The Republican bill, which has been called the first-of-its-kind nationally, will now be sent to the desk of GOP Gov. Mary Fallin. She has five days to sign or veto the bill before it automatically becomes law.
The bill is all but certain to wind up in court if it wins approval from Fallin, who has typically supported anti-abortion measures.
Nathan Dahm, the state senator who sponsored the bill, says his interest is both principled and strategic. The state should protect life as its first responsibility, but Dahm also wants a shot at overturning Roe v Wade:
“Since I believe life begins at conception, it should be protected, and I believe it’s a core function of state government to defend that life from the beginning of conception,” said Dahm, R-Broken Arrow. …
Dahm says he’s hopeful the measure could lead to overturning Roe v. Wade, the 1973 U.S. Supreme Court decision that legalized abortion nationwide.
That fight might have been better waged before Scalia’s passing. However, it’s not all that clear that it would have made much of a difference. While the Supreme Court has allowed some regulation and restrictions on abortions in recent years, they have also avoided relitigating Roe, even when they had opportunities to do so.
That certainly was possible in Casey, but instead the court affirmed Roe, with current Justice Anthony Kennedy in the lead. The court relied on Roe in Stenberg v Carhart as well, upholding late-term abortion 5-4, this time without Kennedy but with Sandra Day O’Connor as the swing justice, but then narrowly reversed in Gonzales v Carhart seven years later. Two years ago, the court declined to hear an appeal of a lower-court ruling striking down Arizona’s “fetal pain” limitation on abortion in Horne v Isaacson. The court as constituted now shows no interest in reopening Roe or particularly open even to new limitations on it.
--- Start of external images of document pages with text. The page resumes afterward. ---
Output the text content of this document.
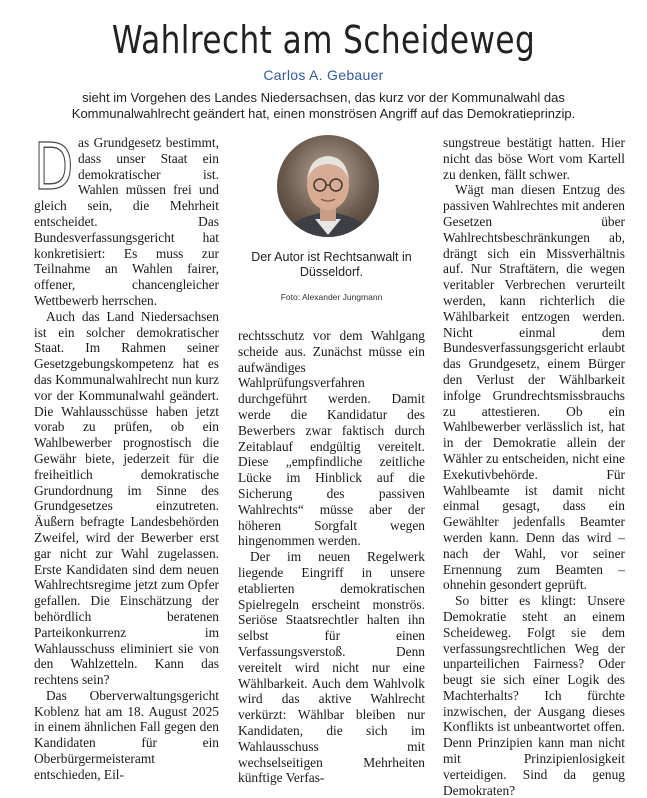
Wahlrecht am Scheideweg
Carlos A. Gebauer
sieht im Vorgehen des Landes Niedersachsen, das kurz vor der Kommunalwahl das Kommunalwahlrecht geändert hat, einen monströsen Angriff auf das Demokratieprinzip.
D as Grundgesetz bestimmt, dass unser Staat ein demokratischer ist. Wahlen müssen frei und gleich sein, die Mehrheit entscheidet. Das Bundesverfassungsgericht hat konkretisiert: Es muss zur Teilnahme an Wahlen fairer, offener, chancengleicher Wettbewerb herrschen.

Auch das Land Niedersachsen ist ein solcher demokratischer Staat. Im Rahmen seiner Gesetzgebungskompetenz hat es das Kommunalwahlrecht nun kurz vor der Kommunalwahl geändert. Die Wahlausschüsse haben jetzt vorab zu prüfen, ob ein Wahlbewerber prognostisch die Gewähr biete, jederzeit für die freiheitlich demokratische Grundordnung im Sinne des Grundgesetzes einzutreten. Äußern befragte Landesbehörden Zweifel, wird der Bewerber erst gar nicht zur Wahl zugelassen. Erste Kandidaten sind dem neuen Wahlrechtsregime jetzt zum Opfer gefallen. Die Einschätzung der behördlich beratenen Parteikonkurrenz im Wahlausschuss eliminiert sie von den Wahlzetteln. Kann das rechtens sein?

Das Oberverwaltungsgericht Koblenz hat am 18. August 2025 in einem ähnlichen Fall gegen den Kandidaten für ein Oberbürgermeisteramt entschieden, Eil-

Der Autor ist Rechtsanwalt in Düsseldorf.
Foto: Alexander Jungmann

rechtsschutz vor dem Wahlgang scheide aus. Zunächst müsse ein aufwändiges Wahlprüfungsverfahren durchgeführt werden. Damit werde die Kandidatur des Bewerbers zwar faktisch durch Zeitablauf endgültig vereitelt. Diese „empfindliche zeitliche Lücke im Hinblick auf die Sicherung des passiven Wahlrechts“ müsse aber der höheren Sorgfalt wegen hingenommen werden.

Der im neuen Regelwerk liegende Eingriff in unsere etablierten demokratischen Spielregeln erscheint monströs. Seriöse Staatsrechtler halten ihn selbst für einen Verfassungsverstoß. Denn vereitelt wird nicht nur eine Wählbarkeit. Auch dem Wahlvolk wird das aktive Wahlrecht verkürzt: Wählbar bleiben nur Kandidaten, die sich im Wahlausschuss mit wechselseitigen Mehrheiten künftige Verfas-

sungstreue bestätigt hatten. Hier nicht das böse Wort vom Kartell zu denken, fällt schwer.

Wägt man diesen Entzug des passiven Wahlrechtes mit anderen Gesetzen über Wahlrechtsbeschränkungen ab, drängt sich ein Missverhältnis auf. Nur Straftätern, die wegen veritabler Verbrechen verurteilt werden, kann richterlich die Wählbarkeit entzogen werden. Nicht einmal dem Bundesverfassungsgericht erlaubt das Grundgesetz, einem Bürger den Verlust der Wählbarkeit infolge Grundrechtsmissbrauchs zu attestieren. Ob ein Wahlbewerber verlässlich ist, hat in der Demokratie allein der Wähler zu entscheiden, nicht eine Exekutivbehörde. Für Wahlbeamte ist damit nicht einmal gesagt, dass ein Gewählter jedenfalls Beamter werden kann. Denn das wird – nach der Wahl, vor seiner Ernennung zum Beamten – ohnehin gesondert geprüft.

So bitter es klingt: Unsere Demokratie steht an einem Scheideweg. Folgt sie dem verfassungsrechtlichen Weg der unparteilichen Fairness? Oder beugt sie sich einer Logik des Machterhalts? Ich fürchte inzwischen, der Ausgang dieses Konflikts ist unbeantwortet offen. Denn Prinzipien kann man nicht mit Prinzipienlosigkeit verteidigen. Sind da genug Demokraten?
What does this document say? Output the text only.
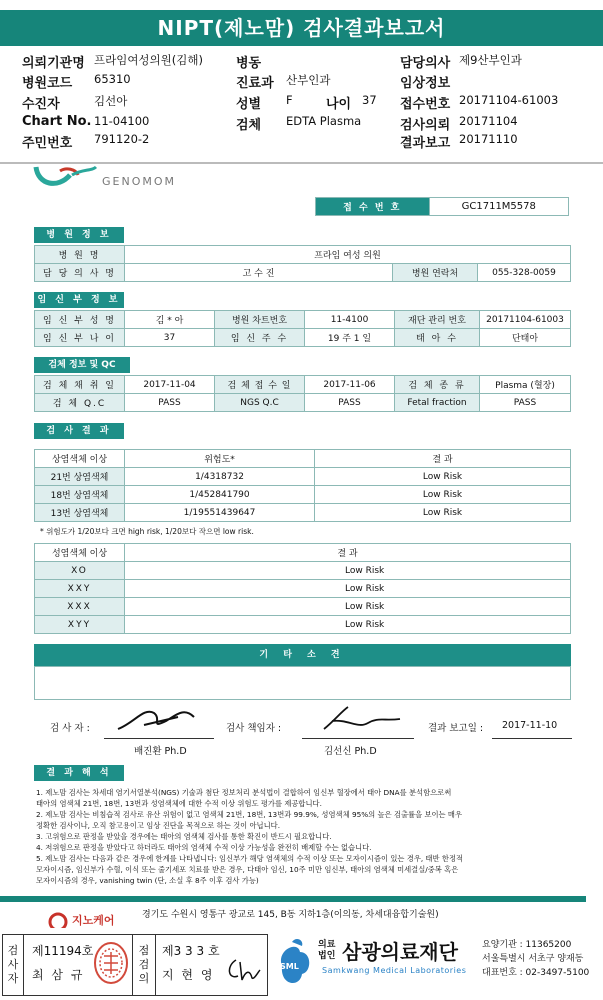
NIPT(제노맘) 검사결과보고서
의뢰기관명 프라임여성의원(김해)	병동	담당의사 제9산부인과
병원코드 65310	진료과 산부인과	임상정보
수진자	김선아	성별 F	나이 37 접수번호 20171104-61003
Chart No. 11-04100	검체 EDTA Plasma	검사의뢰 20171104
주민번호 791120-2	결과보고 20171110
GENOMOM
접 수 번 호	GC1711M5578
병 원 정 보
병 원 명	프라임 여성 의원		
담 당 의 사 명	고 수 진	병원 연락처	055-328-0059
임 신 부 정 보
임 신 부 성 명	김 * 아	병원 차트번호	11-4100	재단 관리 번호	20171104-61003
임 신 부 나 이	37	임 신 주 수	19 주 1 일	태 아 수	단태아
검체 정보 및 QC
검 체 채 취 일	2017-11-04	검 체 접 수 일	2017-11-06	검 체 종 류	Plasma (혈장)
검 체 Q.C	PASS	NGS Q.C	PASS	Fetal fraction	PASS
검 사 결 과
상염색체 이상	위험도*	결 과
21번 상염색체	1/4318732	Low Risk
18번 상염색체	1/452841790	Low Risk
13번 상염색체	1/19551439647	Low Risk
* 위험도가 1/20보다 크면 high risk, 1/20보다 작으면 low risk.
성염색체 이상	결 과
XO	Low Risk
XXY	Low Risk
XXX	Low Risk
XYY	Low Risk
기 타 소 견
검 사 자 :
배진환 Ph.D
검사 책임자 :
김선신 Ph.D
결과 보고일 : 2017-11-10
결 과 해 석
1. 제노맘 검사는 차세대 염기서열분석(NGS) 기술과 첨단 정보처리 분석법이 결합하여 임신부 혈장에서 태아 DNA를 분석함으로써
태아의 염색체 21번, 18번, 13번과 성염색체에 대한 수적 이상 위험도 평가를 제공합니다.
2. 제노맘 검사는 비침습적 검사로 유산 위험이 없고 염색체 21번, 18번, 13번과 99.9%, 성염색체 95%의 높은 검출률을 보이는 매우
정확한 검사이나, 오직 참고용이고 임상 진단을 목적으로 하는 것이 아닙니다.
3. 고위험으로 판정을 받았을 경우에는 태아의 염색체 검사를 통한 확진이 반드시 필요합니다.
4. 저위험으로 판정을 받았다고 하더라도 태아의 염색체 수적 이상 가능성을 완전히 배제할 수는 없습니다.
5. 제노맘 검사는 다음과 같은 경우에 한계를 나타냅니다: 임신부가 해당 염색체의 수적 이상 또는 모자이시즘이 있는 경우, 태반 한정적
모자이시즘, 임신부가 수혈, 이식 또는 줄기세포 치료를 받은 경우, 다태아 임신, 10주 미만 임신부, 태아의 염색체 미세결실/중복 혹은
모자이시즘의 경우, vanishing twin (단, 소실 후 8주 이후 검사 가능)
지노케어	경기도 수원시 영통구 광교로 145, B동 지하1층(이의동, 차세대융합기술원)
검사자
제11194호
최 삼 규
점검의
제3 3 3 호
지 현 영
SML
의료
법인 삼광의료재단
Samkwang Medical Laboratories
요양기관 : 11365200
서울특별시 서초구 양재동
대표번호 : 02-3497-5100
Given that track record of parsing the margins by the top court, it’s almost certain that federal courts will strike down this new law and that appellate courts won’t take action to revive it when they do. With that in mind, Fallin will have to decide whether to spend money on a principled but doomed battle in the overall effort to change hearts and minds on protecting life from its conception, or whether to veto it and focus on a more incremental approach. It will take a significantly different Supreme Court to reopen Roe. That won’t happen without electing presidents who value life from conception and are willing to appoint justices who share that perspective.